Carter's counsel requested at trial that the jury be given the following instruction: "The [defendant] is not compelled to testify and the fact that he does not cannot be used as an inference of guilt and should not prejudice him in any way." The Judge, however, refused the request, and the Jury found him guilty of third-degree burglary, recommending a sentence of two years in prison. Following was the recidivist phase of the trial, in which the prosecution showed forth evidence of previous felony convictions. The defense presented no evidence, and the Jury found him guilty as a persistent offender, sentencing him to twenty years in prison. Carter appealed.

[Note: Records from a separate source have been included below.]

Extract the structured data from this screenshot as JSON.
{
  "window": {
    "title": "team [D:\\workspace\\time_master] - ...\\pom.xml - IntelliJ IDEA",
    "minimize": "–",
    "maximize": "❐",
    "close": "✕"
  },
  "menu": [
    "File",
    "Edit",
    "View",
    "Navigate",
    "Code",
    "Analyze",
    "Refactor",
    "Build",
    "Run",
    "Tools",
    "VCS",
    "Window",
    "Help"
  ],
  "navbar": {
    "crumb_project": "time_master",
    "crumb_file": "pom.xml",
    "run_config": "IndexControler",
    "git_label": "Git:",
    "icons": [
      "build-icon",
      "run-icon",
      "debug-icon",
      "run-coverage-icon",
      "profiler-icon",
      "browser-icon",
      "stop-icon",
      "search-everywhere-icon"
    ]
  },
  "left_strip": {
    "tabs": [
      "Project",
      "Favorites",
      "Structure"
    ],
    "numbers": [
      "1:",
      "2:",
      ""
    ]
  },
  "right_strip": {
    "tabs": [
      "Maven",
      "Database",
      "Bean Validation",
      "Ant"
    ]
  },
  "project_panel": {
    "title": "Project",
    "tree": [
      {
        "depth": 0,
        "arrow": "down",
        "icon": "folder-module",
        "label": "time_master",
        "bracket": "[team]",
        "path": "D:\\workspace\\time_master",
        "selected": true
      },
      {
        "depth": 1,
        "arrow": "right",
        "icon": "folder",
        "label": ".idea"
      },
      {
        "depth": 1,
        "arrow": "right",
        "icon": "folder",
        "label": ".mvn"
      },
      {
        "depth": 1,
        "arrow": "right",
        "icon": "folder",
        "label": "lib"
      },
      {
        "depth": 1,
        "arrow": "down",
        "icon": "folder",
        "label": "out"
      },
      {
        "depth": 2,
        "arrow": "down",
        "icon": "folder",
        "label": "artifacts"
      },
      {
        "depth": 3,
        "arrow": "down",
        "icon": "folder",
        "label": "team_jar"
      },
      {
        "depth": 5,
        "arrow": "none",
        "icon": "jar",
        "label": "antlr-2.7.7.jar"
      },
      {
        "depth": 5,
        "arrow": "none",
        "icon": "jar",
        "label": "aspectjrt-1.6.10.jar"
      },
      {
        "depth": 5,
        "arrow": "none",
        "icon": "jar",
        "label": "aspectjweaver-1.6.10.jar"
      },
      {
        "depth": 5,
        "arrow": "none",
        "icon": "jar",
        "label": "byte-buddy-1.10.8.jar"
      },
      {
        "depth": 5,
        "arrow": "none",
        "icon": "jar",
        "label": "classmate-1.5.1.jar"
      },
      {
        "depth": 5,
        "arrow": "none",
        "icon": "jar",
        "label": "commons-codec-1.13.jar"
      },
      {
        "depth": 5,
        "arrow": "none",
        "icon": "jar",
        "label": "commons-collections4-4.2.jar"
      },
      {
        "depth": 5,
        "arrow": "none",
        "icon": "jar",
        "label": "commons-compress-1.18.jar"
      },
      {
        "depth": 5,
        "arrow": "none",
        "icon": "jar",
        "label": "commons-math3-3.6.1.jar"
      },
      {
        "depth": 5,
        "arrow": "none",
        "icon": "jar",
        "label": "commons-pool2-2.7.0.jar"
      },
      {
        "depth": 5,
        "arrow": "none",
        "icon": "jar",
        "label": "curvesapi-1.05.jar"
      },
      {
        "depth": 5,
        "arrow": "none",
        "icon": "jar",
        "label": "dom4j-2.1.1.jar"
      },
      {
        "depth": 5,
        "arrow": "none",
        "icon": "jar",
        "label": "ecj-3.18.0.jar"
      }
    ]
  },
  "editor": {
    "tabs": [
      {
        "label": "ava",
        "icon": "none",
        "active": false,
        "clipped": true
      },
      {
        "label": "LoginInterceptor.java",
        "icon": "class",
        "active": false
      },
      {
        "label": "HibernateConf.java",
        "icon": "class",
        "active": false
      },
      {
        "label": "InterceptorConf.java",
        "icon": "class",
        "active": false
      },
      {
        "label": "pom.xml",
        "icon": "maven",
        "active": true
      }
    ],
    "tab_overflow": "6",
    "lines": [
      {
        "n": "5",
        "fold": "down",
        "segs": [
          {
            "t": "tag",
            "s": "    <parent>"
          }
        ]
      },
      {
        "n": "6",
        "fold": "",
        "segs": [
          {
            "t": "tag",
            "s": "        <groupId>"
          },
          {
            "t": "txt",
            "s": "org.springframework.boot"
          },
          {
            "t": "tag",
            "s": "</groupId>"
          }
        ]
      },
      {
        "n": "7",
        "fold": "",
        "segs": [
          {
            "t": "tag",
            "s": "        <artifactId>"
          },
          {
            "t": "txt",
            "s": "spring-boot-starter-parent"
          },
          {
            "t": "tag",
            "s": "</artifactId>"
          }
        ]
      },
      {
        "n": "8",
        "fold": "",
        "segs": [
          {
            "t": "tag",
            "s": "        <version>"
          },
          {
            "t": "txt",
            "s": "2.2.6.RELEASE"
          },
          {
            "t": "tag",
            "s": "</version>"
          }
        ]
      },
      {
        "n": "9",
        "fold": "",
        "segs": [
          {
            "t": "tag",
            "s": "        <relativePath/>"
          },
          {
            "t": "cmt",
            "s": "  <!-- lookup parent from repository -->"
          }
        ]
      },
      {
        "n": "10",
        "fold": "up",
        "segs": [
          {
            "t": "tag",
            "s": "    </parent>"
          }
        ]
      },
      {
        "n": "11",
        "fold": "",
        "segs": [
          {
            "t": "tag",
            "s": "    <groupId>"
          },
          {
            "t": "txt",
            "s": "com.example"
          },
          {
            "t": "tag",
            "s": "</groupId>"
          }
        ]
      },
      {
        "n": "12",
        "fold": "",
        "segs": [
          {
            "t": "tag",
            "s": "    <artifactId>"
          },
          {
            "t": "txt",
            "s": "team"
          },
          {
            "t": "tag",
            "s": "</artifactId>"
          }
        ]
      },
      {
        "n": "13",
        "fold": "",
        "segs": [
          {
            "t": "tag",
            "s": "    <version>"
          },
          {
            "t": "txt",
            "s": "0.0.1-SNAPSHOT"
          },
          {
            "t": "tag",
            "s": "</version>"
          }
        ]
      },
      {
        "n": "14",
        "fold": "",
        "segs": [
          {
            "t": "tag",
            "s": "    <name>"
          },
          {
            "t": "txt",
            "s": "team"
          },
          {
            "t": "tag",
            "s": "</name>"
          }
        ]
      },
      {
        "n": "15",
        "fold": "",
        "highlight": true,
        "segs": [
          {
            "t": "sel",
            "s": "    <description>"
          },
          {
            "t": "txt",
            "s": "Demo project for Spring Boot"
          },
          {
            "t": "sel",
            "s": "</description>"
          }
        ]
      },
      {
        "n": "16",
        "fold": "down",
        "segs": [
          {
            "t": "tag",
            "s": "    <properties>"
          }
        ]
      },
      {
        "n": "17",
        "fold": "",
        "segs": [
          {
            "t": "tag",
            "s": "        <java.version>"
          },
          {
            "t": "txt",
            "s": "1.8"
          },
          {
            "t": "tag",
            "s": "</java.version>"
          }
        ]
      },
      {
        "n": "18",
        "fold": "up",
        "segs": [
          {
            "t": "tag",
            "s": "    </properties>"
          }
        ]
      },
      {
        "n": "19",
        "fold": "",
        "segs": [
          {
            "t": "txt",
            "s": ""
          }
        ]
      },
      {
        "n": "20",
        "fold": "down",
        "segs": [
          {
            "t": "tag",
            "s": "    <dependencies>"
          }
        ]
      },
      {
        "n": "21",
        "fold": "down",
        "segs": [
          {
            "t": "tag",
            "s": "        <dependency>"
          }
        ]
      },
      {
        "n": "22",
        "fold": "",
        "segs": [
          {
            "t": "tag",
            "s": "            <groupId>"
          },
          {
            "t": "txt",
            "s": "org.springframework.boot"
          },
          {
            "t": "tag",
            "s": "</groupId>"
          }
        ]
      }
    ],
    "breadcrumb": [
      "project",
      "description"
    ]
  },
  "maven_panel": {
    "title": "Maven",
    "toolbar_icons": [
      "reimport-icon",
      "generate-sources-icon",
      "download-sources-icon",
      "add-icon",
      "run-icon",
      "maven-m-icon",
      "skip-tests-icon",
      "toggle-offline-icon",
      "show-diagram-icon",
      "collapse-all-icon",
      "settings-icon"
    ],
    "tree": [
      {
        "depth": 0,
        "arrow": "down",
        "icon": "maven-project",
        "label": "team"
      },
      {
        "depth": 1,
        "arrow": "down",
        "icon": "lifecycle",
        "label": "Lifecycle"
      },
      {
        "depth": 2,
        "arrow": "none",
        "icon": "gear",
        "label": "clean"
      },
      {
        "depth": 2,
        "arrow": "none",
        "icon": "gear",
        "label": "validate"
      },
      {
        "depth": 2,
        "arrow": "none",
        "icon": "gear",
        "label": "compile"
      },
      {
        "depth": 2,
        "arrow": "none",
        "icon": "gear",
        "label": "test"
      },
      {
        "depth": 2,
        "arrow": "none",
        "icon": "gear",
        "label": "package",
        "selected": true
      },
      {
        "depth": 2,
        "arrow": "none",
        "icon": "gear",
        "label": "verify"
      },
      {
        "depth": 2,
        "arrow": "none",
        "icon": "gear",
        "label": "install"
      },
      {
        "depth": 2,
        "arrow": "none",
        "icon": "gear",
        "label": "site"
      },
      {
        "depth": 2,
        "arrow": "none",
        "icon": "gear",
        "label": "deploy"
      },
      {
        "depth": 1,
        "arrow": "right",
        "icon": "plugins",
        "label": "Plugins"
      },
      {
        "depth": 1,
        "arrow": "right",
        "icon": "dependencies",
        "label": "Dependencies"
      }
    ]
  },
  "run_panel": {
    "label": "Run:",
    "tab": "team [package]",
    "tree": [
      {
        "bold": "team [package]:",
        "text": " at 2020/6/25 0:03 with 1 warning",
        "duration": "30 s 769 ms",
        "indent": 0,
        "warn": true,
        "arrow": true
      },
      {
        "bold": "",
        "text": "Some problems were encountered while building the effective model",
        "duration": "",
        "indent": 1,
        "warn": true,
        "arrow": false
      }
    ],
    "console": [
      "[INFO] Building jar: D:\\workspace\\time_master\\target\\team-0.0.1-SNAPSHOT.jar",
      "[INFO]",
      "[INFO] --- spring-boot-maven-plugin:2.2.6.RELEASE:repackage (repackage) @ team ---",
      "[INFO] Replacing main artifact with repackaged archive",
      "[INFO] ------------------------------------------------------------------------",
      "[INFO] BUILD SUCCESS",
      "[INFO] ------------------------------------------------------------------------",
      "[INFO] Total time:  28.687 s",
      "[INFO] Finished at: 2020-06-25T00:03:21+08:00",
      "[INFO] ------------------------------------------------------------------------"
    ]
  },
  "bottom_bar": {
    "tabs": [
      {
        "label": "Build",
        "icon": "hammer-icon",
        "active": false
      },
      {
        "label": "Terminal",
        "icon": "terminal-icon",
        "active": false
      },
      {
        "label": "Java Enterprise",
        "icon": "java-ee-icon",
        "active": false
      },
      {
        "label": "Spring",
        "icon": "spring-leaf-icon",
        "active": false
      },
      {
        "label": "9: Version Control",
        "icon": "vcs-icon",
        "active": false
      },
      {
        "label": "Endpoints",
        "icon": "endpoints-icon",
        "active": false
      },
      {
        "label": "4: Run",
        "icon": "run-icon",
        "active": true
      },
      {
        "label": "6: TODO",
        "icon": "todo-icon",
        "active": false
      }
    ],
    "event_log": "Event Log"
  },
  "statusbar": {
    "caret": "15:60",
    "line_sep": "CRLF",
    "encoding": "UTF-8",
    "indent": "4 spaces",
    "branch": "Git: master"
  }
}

The Supreme Court of the State of Kentucky argued two things: 1) There is no case law within the jurisdiction supporting the idea that the Fifth and Fourteenth Amendment procedural due process rights included a right to have the Jury be informed of the privilege against self-incrimination; and 2) The Judge would have had to comment upon the defendant's failure to testify, violating Kentucky Revised Statute 421.225. Because the statute as interpreted did not violate the Constitution as interpreted, the Statute must control the proceedings within the courtroom. Thus the Supreme Court affirmed the decision in Green v. Commonwealth, affirming the trial court's conviction. Carter appealed.

== Decision ==
In an 8–1 decision, the U.S. Supreme Court reversed the Kentucky Supreme Court's decision and remanded the case back for further proceedings. The court had held in Bruno v. United States that federal defendants were granted that right in federal court, but the decision came as a result of a federal statute rather than constitutional law. The court additionally held in Griffin v. California that the right to remain silent may not be used as evidence against one's self and that a Judge may not make that presumption to the Jury. The Court held in Lakeside v. Oregon that a Judge may choose to give the Jury instruction at question in this case even with the objection of the defense counsel. But no case had established a Constitutional right to have the Jury provided the instruction at the request of the defendant until this point. The Court stated:

"The freedom of a defendant in a criminal proceeding to remain silent 'unless he chooses to speak in the unfettered exercise of his own will' is guaranteed by the Fifth Amendment and made applicable to state criminal proceedings through the Fourteenth. And the Constitution further guarantees that no adverse inferences are to be drawn from the exercise of that privilege. Just as adverse comment on a defendant's silence 'cuts down on the privilege by making its assertion costly,' the failure to limit the jurors' speculation on the meaning of that silence, when the defendant makes a timely request that a prophylactic instruction be given, exacts an impermissible toll on the full and free exercise of the privilege. Accordingly, we hold that a state trial judge has the constitutional obligation, upon proper request, to minimize the danger that the jury will give evidentiary weight to a defendant's failure to testify."

Thus the Kentucky Supreme Court was reversed, and the judgement remanded to the State Supreme Court for further proceedings. In a short, three-sentence order, the Kentucky Supreme Court then reversed the trial court's conviction and remanded for a new trial, where he was again convicted and appealed.